さあ、その結果、彼らが浮動化したか、というと、まだだ。これにはワンクッション必要だ。彼らは、政治に関心を失うが、浮動層としてまとまった影響力は発揮できない。単にばらばらなのである。

したがって、正しい政治家の選挙戦略は、彼らの票は欲しいが、あえてそこを無視して、数は少なくとも、特定の利害に強い関心を持つ層にアプローチして、彼らの票を固めることだ。

これは日本新党の登場、新進党の結成などを経て、より強まることとなった。なぜなら、一時は、新党ブームや、政策新人類と呼ばれる人々による政策ブームなどが起きたが、これらのブームは予測しがたい。結局、当選するためには、小選挙区で自分の名前を書かせることが確実にできる、コアな支援者を確立することが勝負を分けることが明瞭になったからであった。

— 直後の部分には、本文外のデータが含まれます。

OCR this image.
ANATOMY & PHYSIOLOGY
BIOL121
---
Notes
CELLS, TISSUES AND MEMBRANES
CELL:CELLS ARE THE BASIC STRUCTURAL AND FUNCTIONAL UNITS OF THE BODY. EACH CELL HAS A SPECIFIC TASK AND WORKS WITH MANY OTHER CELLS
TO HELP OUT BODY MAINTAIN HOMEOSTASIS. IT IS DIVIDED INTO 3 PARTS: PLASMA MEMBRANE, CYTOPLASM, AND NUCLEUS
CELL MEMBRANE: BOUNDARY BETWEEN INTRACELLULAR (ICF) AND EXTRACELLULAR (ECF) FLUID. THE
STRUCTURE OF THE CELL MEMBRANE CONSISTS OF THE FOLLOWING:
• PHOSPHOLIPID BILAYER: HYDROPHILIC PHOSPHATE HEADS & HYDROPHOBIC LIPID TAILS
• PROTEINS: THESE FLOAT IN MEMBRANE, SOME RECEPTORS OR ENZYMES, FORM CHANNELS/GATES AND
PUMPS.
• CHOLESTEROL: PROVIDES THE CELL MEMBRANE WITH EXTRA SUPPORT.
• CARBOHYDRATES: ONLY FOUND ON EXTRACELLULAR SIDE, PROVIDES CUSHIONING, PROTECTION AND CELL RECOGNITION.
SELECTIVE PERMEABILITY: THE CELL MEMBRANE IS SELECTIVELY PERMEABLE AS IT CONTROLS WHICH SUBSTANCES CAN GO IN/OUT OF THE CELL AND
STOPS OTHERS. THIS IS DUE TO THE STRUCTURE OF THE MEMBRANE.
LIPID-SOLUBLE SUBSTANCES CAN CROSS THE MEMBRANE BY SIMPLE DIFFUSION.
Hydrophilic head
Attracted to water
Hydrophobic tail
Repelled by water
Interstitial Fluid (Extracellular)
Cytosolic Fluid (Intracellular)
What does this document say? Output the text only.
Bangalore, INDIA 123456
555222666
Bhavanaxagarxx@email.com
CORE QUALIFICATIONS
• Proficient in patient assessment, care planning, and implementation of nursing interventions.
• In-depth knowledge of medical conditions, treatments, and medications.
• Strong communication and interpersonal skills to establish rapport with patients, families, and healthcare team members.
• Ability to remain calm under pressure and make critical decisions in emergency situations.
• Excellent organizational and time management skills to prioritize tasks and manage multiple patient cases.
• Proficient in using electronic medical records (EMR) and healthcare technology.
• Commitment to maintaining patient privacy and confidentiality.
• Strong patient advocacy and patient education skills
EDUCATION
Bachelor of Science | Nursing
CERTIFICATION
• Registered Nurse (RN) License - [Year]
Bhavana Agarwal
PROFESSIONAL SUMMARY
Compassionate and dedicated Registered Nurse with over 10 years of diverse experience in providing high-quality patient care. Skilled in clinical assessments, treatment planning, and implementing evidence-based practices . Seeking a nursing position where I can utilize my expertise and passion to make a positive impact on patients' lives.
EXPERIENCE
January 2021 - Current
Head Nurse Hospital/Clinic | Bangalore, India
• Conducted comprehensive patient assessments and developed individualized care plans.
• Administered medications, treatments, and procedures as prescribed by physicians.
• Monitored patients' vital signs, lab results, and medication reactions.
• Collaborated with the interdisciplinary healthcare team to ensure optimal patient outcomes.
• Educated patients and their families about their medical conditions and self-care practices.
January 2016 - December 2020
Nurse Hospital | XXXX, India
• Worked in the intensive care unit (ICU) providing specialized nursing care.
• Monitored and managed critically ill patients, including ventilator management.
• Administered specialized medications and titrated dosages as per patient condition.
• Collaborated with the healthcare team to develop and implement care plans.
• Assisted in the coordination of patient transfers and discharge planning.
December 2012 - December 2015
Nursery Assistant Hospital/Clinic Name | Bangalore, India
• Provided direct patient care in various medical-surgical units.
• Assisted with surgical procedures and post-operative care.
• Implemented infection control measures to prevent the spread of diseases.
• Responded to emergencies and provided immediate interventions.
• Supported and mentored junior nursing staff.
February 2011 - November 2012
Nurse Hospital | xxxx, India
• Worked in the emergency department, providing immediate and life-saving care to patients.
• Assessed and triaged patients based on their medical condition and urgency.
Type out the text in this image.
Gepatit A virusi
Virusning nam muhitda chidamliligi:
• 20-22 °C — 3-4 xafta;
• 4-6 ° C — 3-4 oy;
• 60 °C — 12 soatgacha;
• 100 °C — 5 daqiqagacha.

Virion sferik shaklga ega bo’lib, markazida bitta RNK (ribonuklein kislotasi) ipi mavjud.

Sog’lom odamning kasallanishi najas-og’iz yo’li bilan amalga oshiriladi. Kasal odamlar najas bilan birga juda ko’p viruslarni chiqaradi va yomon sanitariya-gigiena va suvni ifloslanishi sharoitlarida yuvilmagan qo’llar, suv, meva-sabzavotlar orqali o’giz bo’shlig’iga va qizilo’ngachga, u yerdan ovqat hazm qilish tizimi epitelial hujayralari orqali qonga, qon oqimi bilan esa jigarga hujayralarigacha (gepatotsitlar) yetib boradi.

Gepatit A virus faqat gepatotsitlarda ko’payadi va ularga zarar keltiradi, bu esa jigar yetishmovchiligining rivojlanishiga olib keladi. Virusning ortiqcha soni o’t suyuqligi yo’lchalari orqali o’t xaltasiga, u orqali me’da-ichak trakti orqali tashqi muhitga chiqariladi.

これは、投資あるいは行動ファイナンスとの類推で言えば、ノイズトレーダーの影響が強まったが、そのノイズは単にノイズであるため、予測不可能で、結局はファンダメンタルズを信じるしかなく、コアの支援者の獲得に個々の議員が奔走するしかなくなったのである。

しかし、政治家たち、潜在的な立候補者達のこの行動は、有権者層を二分した。それは労働組合と経営者団体というような意味ではなく、政治的な行動におけるファンダメンタリスト達と、政治による実体的な利益に関心のないノイズトレーダーたちである。

前者は、大都市圏ではなく地方、グローバル大企業ではなく中小企業という傾向は確かにあるが、本質は、政治的な配分に強い利害関係があり、それを求めてまとまって行動するかどうか、ということにかかっている。

彼らは描写しやすいが、それは政治家にとっても同じで、どのような政策を主張すれば彼らの票が得られるかわかりやすく、また、それを求めて政治活動、選挙活動をすれば、票として、数は多くはないが、確実に票読みができるため、この票をコアな票として最重要視した。

当然、ノイズトレーダーたちは、これに反発した。彼らは、都市部から地方へ、若年層から高年齢層へ、国際競争力のある産業から農業、建設業などへの所得移転に反応したのではなかった。政策決定あるいは政治決定のプロセスから除外された疎外感からであった。ノイズトレーダーたちはここに結集したのである。

それは特定利害ではなく、政治を変えること、政治を自分達が動かすという目的で一致したのである。そして、政治の実体的な利益ではなく、結果が目に見える選挙において、活動が顕在化したのは当然だった。